Feature: Configuring search modes for RAG - Address review

Signed-off-by: Varsha Prasad Narsing <varshaprasad96@gmail.com>
2025-12-27 15:28:05 +00:00 · 2025-05-21 10:57:37 -07:00 · 2025-05-21 10:57:37 -07:00 · 6a2a0836c5
commit 6a2a0836c5
parent 2060fdba7f
11 changed files with 11 additions and 13 deletions
--- a/docs/_static/llama-stack-spec.html
+++ b/docs/_static/llama-stack-spec.html
@ -11611,7 +11611,7 @@
                    },
                    "mode": {
                        "type": "string",
-                        "description": "Search mode for retrieval—either \"vector\" or \"keyword\"."
+                        "description": "Search mode for retrieval—either \"vector\" or \"keyword\". Default \"vector\"."
                    }
                },
                "additionalProperties": false,
--- a/docs/_static/llama-stack-spec.yaml
+++ b/docs/_static/llama-stack-spec.yaml
@ -8089,7 +8089,7 @@ components:
        mode:
          type: string
          description: >-
-            Search mode for retrieval—either "vector" or "keyword".
+            Search mode for retrieval—either "vector" or "keyword". Default "vector".
      additionalProperties: false
      required:
        - query_generator_config
--- a/llama_stack/apis/tools/rag_tool.py
+++ b/llama_stack/apis/tools/rag_tool.py
@ -76,7 +76,7 @@ class RAGQueryConfig(BaseModel):
    :param chunk_template: Template for formatting each retrieved chunk in the context.
        Available placeholders: {index} (1-based chunk ordinal), {chunk.content} (chunk content string), {metadata} (chunk metadata dict).
        Default: "Result {index}\\nContent: {chunk.content}\\nMetadata: {metadata}\\n"
-    :param mode: Search mode for retrieval—either "vector" or "keyword".
+    :param mode: Search mode for retrieval—either "vector" or "keyword". Default "vector".
    """

    # This config defines how a query is generated using the messages
--- a/llama_stack/providers/inline/vector_io/faiss/faiss.py
+++ b/llama_stack/providers/inline/vector_io/faiss/faiss.py
@ -118,7 +118,7 @@ class FaissIndex(EmbeddingIndex):

    async def query_keyword(
        self,
-        query_string: str | None,
+        query_string: str,
        k: int,
        score_threshold: float,
    ) -> QueryChunksResponse:
--- a/llama_stack/providers/inline/vector_io/sqlite_vec/sqlite_vec.py
+++ b/llama_stack/providers/inline/vector_io/sqlite_vec/sqlite_vec.py
@ -203,8 +203,6 @@ class SQLiteVecIndex(EmbeddingIndex):
        """
        Performs vector-based search using a virtual table for vector similarity.
        """
-        if embedding is None:
-            raise ValueError("embedding is required for vector search.")
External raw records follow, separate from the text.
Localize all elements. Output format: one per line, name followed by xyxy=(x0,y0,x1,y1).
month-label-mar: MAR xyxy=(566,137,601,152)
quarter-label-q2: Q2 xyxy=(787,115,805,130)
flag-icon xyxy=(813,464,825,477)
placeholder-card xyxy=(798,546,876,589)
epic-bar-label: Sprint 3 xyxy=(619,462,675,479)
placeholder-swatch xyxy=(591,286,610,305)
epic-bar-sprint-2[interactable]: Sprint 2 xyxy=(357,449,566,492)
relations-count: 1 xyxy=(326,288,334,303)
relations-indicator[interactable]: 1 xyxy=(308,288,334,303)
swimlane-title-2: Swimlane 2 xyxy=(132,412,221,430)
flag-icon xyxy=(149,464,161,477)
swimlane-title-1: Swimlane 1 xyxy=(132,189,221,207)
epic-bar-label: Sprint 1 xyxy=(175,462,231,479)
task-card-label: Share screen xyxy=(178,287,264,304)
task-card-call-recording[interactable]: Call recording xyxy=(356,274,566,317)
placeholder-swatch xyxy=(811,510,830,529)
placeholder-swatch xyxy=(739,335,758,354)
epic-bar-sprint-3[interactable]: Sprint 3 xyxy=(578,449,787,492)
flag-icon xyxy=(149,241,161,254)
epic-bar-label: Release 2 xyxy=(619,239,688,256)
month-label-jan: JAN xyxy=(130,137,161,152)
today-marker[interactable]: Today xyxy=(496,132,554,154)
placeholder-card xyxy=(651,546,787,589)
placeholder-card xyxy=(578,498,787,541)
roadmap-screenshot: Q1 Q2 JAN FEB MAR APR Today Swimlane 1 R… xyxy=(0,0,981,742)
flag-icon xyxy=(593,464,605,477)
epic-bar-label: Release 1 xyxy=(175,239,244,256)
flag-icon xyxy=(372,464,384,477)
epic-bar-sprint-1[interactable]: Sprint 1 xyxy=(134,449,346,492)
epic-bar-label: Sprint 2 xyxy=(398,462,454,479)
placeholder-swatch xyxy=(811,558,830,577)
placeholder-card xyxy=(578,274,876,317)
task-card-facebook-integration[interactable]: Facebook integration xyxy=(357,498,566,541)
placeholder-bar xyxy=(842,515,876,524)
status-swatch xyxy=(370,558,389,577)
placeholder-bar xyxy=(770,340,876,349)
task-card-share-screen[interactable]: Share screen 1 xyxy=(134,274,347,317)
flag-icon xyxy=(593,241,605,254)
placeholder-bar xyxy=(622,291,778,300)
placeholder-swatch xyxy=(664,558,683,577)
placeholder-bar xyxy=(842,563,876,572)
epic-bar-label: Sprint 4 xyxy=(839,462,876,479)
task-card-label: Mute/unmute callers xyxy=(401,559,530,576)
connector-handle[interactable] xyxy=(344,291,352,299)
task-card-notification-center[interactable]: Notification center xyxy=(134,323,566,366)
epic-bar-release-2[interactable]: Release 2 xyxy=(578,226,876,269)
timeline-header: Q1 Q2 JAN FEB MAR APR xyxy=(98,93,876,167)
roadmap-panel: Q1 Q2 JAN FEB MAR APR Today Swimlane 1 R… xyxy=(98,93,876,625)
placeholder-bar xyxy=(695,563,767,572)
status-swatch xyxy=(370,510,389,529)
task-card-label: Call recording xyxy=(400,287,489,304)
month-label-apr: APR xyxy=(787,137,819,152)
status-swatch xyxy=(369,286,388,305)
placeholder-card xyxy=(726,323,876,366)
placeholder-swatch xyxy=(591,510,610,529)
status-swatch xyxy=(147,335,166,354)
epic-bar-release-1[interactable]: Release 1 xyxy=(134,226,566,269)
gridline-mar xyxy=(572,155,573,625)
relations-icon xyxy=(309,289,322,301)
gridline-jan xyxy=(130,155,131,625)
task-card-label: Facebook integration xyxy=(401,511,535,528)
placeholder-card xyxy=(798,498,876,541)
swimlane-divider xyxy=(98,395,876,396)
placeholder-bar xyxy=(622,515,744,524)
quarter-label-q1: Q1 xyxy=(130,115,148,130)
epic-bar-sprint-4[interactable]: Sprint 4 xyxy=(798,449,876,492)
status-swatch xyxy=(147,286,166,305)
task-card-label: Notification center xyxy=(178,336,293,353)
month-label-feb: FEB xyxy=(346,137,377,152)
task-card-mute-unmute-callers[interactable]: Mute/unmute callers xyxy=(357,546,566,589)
        def _execute_query():
            connection = _create_sqlite_connection(self.db_path)
@ -243,7 +241,7 @@ class SQLiteVecIndex(EmbeddingIndex):

    async def query_keyword(
        self,
-        query_string: str | None,
+        query_string: str,
        k: int,
        score_threshold: float,
    ) -> QueryChunksResponse:
--- a/llama_stack/providers/remote/vector_io/chroma/chroma.py
+++ b/llama_stack/providers/remote/vector_io/chroma/chroma.py
@ -86,7 +86,7 @@ class ChromaIndex(EmbeddingIndex):

    async def query_keyword(
        self,
-        query_string: str | None,
+        query_string: str,
        k: int,
        score_threshold: float,
    ) -> QueryChunksResponse:
--- a/llama_stack/providers/remote/vector_io/milvus/milvus.py
+++ b/llama_stack/providers/remote/vector_io/milvus/milvus.py
@ -88,7 +88,7 @@ class MilvusIndex(EmbeddingIndex):

    async def query_keyword(
        self,
-        query_string: str | None,
+        query_string: str,
        k: int,
        score_threshold: float,
    ) -> QueryChunksResponse:
--- a/llama_stack/providers/remote/vector_io/pgvector/pgvector.py
+++ b/llama_stack/providers/remote/vector_io/pgvector/pgvector.py
@ -122,7 +122,7 @@ class PGVectorIndex(EmbeddingIndex):

    async def query_keyword(
        self,
-        query_string: str | None,
+        query_string: str,
        k: int,
        score_threshold: float,
    ) -> QueryChunksResponse:
--- a/llama_stack/providers/remote/vector_io/qdrant/qdrant.py
+++ b/llama_stack/providers/remote/vector_io/qdrant/qdrant.py
@ -97,7 +97,7 @@ class QdrantIndex(EmbeddingIndex):

    async def query_keyword(
        self,
-        query_string: str | None,
+        query_string: str,
        k: int,
        score_threshold: float,
    ) -> QueryChunksResponse:
--- a/llama_stack/providers/remote/vector_io/weaviate/weaviate.py
+++ b/llama_stack/providers/remote/vector_io/weaviate/weaviate.py
@ -86,7 +86,7 @@ class WeaviateIndex(EmbeddingIndex):

    async def query_keyword(
        self,
-        query_string: str | None,
+        query_string: str,
        k: int,
        score_threshold: float,
    ) -> QueryChunksResponse:
--- a/llama_stack/providers/utils/memory/vector_store.py
+++ b/llama_stack/providers/utils/memory/vector_store.py
@ -181,7 +181,7 @@ class EmbeddingIndex(ABC):
        raise NotImplementedError()

    @abstractmethod
-    async def query_keyword(self, query_string: str | None, k: int, score_threshold: float) -> QueryChunksResponse:
+    async def query_keyword(self, query_string: str, k: int, score_threshold: float) -> QueryChunksResponse:
        raise NotImplementedError()

    @abstractmethod